What the shit, Barry?
How can I both love and hate time travel at the same time. It’s quite the paradox. Listen. I’m not proud of that joke either. When done right, a story about time travel can present a very fascinating look into the significance our ordinary decisions can have on the world. “Biff! You’ll break his arm!” Time travel can also lead to lazy story telling. When every horrible thing that happens can just be undone with one quick trip into the past, nothing matters. There has to be rules. There has to be something that keeps our characters in check. “You can’t go back in your own timeline.” “Certain events are “fixed points.” “Evil leapers.” The problem with the FLASH is that traveling through time had become this ever present option that just hangs over every episode like that towel you had in college that you never washed. While Barry knows that the universe has a way of course correcting to make sure certain events happen regardless, we never really got the impression that going back in time went against his code. That is, until Flashpoint. I assume. Right?

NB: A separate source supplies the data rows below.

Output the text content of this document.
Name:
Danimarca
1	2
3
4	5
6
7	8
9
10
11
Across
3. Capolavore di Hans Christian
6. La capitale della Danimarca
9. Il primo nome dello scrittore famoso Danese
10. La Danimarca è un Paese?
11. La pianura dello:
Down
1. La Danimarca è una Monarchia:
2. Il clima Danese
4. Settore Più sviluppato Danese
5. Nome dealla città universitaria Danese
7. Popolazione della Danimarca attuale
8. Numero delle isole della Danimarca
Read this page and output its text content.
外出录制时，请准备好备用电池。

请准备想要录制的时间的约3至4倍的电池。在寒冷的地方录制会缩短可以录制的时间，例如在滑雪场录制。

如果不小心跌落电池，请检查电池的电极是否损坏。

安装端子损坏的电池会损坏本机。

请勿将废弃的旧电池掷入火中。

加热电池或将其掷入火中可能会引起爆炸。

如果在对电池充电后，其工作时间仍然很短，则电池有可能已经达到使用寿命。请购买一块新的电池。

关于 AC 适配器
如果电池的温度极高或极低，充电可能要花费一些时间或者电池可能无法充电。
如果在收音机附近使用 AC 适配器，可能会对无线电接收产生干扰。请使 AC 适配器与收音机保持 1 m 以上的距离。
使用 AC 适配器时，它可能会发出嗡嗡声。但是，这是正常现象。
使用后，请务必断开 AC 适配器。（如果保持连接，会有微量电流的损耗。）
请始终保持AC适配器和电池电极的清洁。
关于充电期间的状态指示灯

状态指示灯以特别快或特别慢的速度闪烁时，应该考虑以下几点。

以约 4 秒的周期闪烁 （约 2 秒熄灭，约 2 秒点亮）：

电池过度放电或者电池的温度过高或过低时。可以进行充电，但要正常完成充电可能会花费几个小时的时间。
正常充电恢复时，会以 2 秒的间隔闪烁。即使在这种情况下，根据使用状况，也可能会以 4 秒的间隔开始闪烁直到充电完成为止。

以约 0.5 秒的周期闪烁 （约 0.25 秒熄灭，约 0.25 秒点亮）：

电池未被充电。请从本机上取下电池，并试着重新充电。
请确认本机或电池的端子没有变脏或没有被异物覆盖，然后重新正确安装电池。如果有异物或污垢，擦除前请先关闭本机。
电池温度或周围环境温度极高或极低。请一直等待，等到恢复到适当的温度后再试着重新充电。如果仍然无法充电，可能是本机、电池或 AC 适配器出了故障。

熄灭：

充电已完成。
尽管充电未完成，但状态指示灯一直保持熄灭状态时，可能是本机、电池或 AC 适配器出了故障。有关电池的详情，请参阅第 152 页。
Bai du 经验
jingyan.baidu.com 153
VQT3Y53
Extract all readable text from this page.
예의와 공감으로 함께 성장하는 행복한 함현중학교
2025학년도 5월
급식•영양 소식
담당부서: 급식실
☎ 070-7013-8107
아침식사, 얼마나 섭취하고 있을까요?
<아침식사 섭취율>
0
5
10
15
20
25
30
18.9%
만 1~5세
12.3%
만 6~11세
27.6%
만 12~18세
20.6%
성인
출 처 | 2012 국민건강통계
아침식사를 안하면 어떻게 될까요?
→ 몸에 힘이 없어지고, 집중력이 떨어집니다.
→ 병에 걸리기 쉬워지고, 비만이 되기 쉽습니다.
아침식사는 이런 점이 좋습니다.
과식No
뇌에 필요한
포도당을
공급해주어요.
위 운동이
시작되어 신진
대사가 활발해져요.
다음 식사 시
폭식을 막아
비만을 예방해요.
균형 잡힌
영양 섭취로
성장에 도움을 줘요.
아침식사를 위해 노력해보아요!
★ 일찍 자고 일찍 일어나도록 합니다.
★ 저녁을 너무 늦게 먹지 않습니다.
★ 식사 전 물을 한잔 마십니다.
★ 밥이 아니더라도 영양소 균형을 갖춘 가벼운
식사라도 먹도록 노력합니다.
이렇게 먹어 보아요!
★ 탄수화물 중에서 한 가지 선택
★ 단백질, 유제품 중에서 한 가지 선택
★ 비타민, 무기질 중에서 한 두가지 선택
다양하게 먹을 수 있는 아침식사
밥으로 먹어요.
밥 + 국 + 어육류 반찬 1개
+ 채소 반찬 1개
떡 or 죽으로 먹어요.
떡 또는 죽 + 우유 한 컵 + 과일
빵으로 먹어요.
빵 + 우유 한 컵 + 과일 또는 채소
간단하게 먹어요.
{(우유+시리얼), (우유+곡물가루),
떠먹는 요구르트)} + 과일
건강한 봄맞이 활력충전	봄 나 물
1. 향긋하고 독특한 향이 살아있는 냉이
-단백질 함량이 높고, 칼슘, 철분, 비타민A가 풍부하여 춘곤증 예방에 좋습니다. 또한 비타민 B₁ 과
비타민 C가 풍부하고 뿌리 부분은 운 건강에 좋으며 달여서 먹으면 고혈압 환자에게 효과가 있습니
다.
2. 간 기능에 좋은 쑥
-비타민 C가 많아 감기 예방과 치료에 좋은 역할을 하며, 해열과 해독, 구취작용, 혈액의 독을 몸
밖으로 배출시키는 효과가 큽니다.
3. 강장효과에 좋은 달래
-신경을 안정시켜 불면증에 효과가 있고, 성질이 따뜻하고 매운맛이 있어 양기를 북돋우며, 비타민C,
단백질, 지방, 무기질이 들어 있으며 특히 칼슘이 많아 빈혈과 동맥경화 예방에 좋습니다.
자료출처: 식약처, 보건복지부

Season 2 of the FLASH ended with Barry deciding to go back in time and preventing the murder of his mother. Ugh. It left us all wondering how this decision would effect the CW universe as a whole. We were also curious as to how long this alternate timeline would last. The answers ended up being “we still don’t know” and “only one episode.” Is that disappointing? At first, I thought it was. I spent the entire summer wondering how Barry’s decision would completely rewrite the entire DCU. As the season premiere ended, I felt like I had been slightly ripped off. Have you ever seen one of those movies where an event from someone’s past is changed to a more favorable outcome and they end up getting everything (they thought) they always wanted? Then, they spend the whole movie trying to get back all the things they had in their original life. That whole thing. That’s how season 3 of the FLASH starts off. Wally West is the Flash and Barry can retire. He doesn’t. Joe is a drunk and a terrible cop, so Barry tries to make him the Joe that he knew. He can’t. Cisco is rich, just like he always predicted he would be. Barry tries to make him a better person. He really can’t. Caitlin is not living up to her full potential. Iris has lived a life of emptiness. Everything sucks and the only way to make it not suck is to let Thawne go back and kill his mother. In fact, Barry has to actually say to his mortal enemy “I need you to go back and kill my mother.” That’s ruff stuff. This ‘Flashpoint timeline” is not the story though. It never was going to be the story. Season 3 is not going to be a brave new world that Barry has created for himself. We’re not going to see Metropolis magically appear on their map. No. The real story is the shattered life that he is now forced to live in, all because he couldn’t leave well enough alone. The ripples of consequence streaming from this action are far too complicated to fix. There’s not enough speed force in the universe to put right all that he has put wrong. He’s those two workers in the movies carrying the plate glass window across the street during a car chase. He’s shit out of luck.
Seeing this new dumpster fire of a world that Barry has created is going to be so hard to watch. A place where he is the only one who can remember a better world. A world that was ripped away all because he was selfish. A world where he will be forced to watch how his decision has destroyed the lives of all the people he cares about. Thawne is back in the mix. A new villain seems to be on the rise. Plus, his mother is still dead. YOU GET NOTHING! The one positive of this is that it seems that Barry has finally moved on from the death of his parents. (Which is weird because his dad died like, 12 minutes ago?) Which puts him one skill point higher than Batman. Still… it makes you think… “Who’s the villain now, Barry?”